I also know (deep down) that I am not a bad mother. That I was not intending to torture my child. That I honestly thought and hoped he could be happy in such a nurturing and stimulating environment. That it's not my fault that his anxieties and sensitivities are so acute. That my responsibility is not to the teachers and other parents but to my child, even though I feel like I'm letting them down, implying blame (when it really is a lovely preschool — for everyone else), and severing our ties to the community we'd built over two years. I still fantasize about sending Alrik there in a few years, or even of persuading an older Mikko to give the after-school program a try. I feel this need, but fear as well, to write a letter to the directors explaining the turmoil of feelings I'm experiencing right now, to let them know it's not their fault, either.
When I try to bring up our decision to remove Mikko from preschool with other local parents, I typically get the same reaction: a recommendation of another preschool we could try. I don't think that's the problem, though. I mean, maybe if we'd started at the "right" preschool, maybe (maybe) Mikko would have been fine with it, but that ship has sailed. He doesn't even want his aunt Natalie to watch him, and he's known and loved her since birth. I poked at him some more yesterday to get him to tell me just what about preschool was so distressing to him. Was it the teachers? I asked. Were they nice to you? Did the kids not play with you?

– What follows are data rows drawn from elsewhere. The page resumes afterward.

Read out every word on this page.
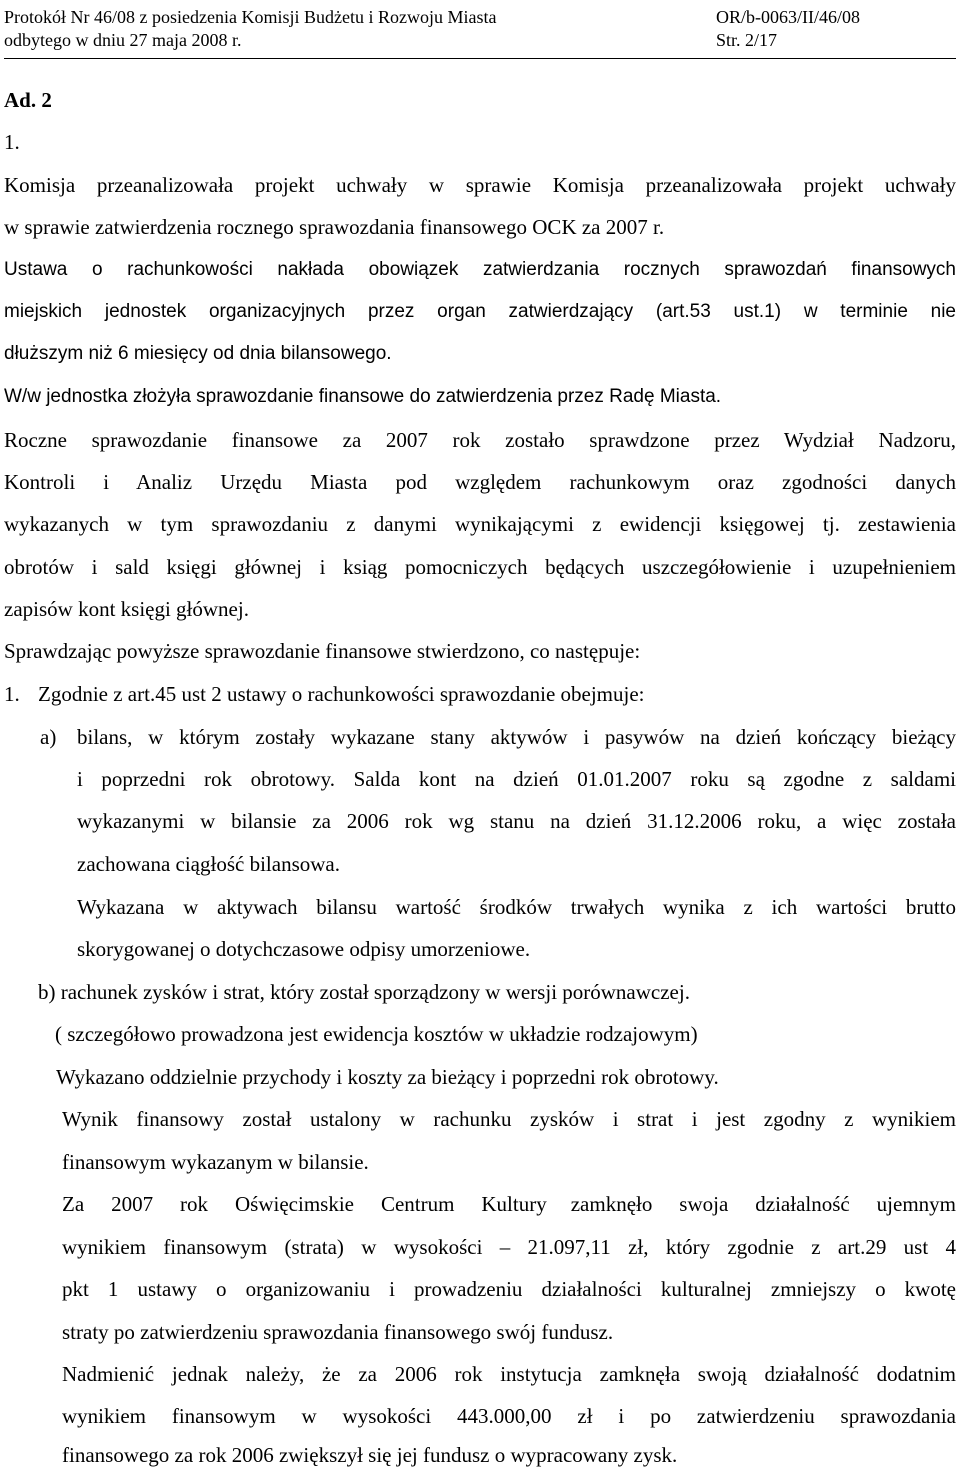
Protokół Nr 46/08 z posiedzenia Komisji Budżetu i Rozwoju Miasta	OR/b-0063/II/46/08
odbytego w dniu 27 maja 2008 r.	Str. 2/17
Ad. 2
1.
Komisja przeanalizowała projekt uchwały w sprawie Komisja przeanalizowała projekt uchwały
w sprawie zatwierdzenia rocznego sprawozdania finansowego OCK za 2007 r.
Ustawa o rachunkowości nakłada obowiązek zatwierdzania rocznych sprawozdań finansowych
miejskich jednostek organizacyjnych przez organ zatwierdzający (art.53 ust.1) w terminie nie
dłuższym niż 6 miesięcy od dnia bilansowego.
W/w jednostka złożyła sprawozdanie finansowe do zatwierdzenia przez Radę Miasta.
Roczne sprawozdanie finansowe za 2007 rok zostało sprawdzone przez Wydział Nadzoru,
Kontroli i Analiz Urzędu Miasta pod względem rachunkowym oraz zgodności danych
wykazanych w tym sprawozdaniu z danymi wynikającymi z ewidencji księgowej tj. zestawienia
obrotów i sald księgi głównej i ksiąg pomocniczych będących uszczegółowienie i uzupełnieniem
zapisów kont księgi głównej.
Sprawdzając powyższe sprawozdanie finansowe stwierdzono, co następuje:
1. Zgodnie z art.45 ust 2 ustawy o rachunkowości sprawozdanie obejmuje:
a) bilans, w którym zostały wykazane stany aktywów i pasywów na dzień kończący bieżący
i poprzedni rok obrotowy. Salda kont na dzień 01.01.2007 roku są zgodne z saldami
wykazanymi w bilansie za 2006 rok wg stanu na dzień 31.12.2006 roku, a więc została
zachowana ciągłość bilansowa.
Wykazana w aktywach bilansu wartość środków trwałych wynika z ich wartości brutto
skorygowanej o dotychczasowe odpisy umorzeniowe.
b) rachunek zysków i strat, który został sporządzony w wersji porównawczej.
( szczegółowo prowadzona jest ewidencja kosztów w układzie rodzajowym)
Wykazano oddzielnie przychody i koszty za bieżący i poprzedni rok obrotowy.
Wynik finansowy został ustalony w rachunku zysków i strat i jest zgodny z wynikiem
finansowym wykazanym w bilansie.
Za 2007 rok Oświęcimskie Centrum Kultury zamknęło swoja działalność ujemnym
wynikiem finansowym (strata) w wysokości – 21.097,11 zł, który zgodnie z art.29 ust 4
pkt 1 ustawy o organizowaniu i prowadzeniu działalności kulturalnej zmniejszy o kwotę
straty po zatwierdzeniu sprawozdania finansowego swój fundusz.
Nadmienić jednak należy, że za 2006 rok instytucja zamknęła swoją działalność dodatnim
wynikiem finansowym w wysokości 443.000,00 zł i po zatwierdzeniu sprawozdania
finansowego za rok 2006 zwiększył się jej fundusz o wypracowany zysk.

And he said, off-handedly, "I didn't like it when you leave."
So there it is.
I know eventually it won't matter so much to me what Mikko's preschool years were like. I know he'll grow and thrive and become accustomed to and crave separation from us — an ever-evolving dance of interdependence, where he moves further away at each turn but knows he can always come back. I'm enjoying these weeks of full-on unschooling more than I'd expected. It's kind of exhilarating for us to be our child's guides, and not have to make way for other people's schedules or directions or rules. With two kids, having one be away a couple afternoons a week didn't make as much of a difference, anyway.
For now, for us, for Mikko, pulling him from preschool was the right choice. Even when it feels like the last of a string of wrong ones.
How have you dealt with separation anxiety? Have your children had extreme reactions like this?
I feel presumptuous suggesting what you can and can't write in response to me, but I guess it's OK to give some guidelines of what I'd welcome and not. I don't want advice on how to get him back into preschool, or what type of preschool I should try next. I really hope not to hear more recriminations (I sent him too young, or too often, or to the wrong school, or I should have kept him in longer and tried X technique to help him adjust), because I have plenty in my own head. I don't need diagnoses of what's wrong with Mikko or suggestions on how to fix him, beyond letting him grow up at his pace. I don't really need much of anything but a hug right now. Mikko's fine — now that he's home — so really I just need to work through this for myself. If after all that, you're scared to comment at all, I don't blame you. I just wanted to be honest about where we're at with preschool, considering that I've written about the journey all along the way, starting from when it first unfolded, so it seems only fitting to finish out the tale as it's drawn to a close. Can you tell I'm feeling uneasy about this topic? I haven't even told my parents he's not in preschool anymore, because I already know they think we coddle him too much.
The good news is, Mikko's happy about the whole situation. He sometimes checks in: "We're not going to Schule today?" We're not ever going to Schule, we tell him. He smiles and skips down the hall.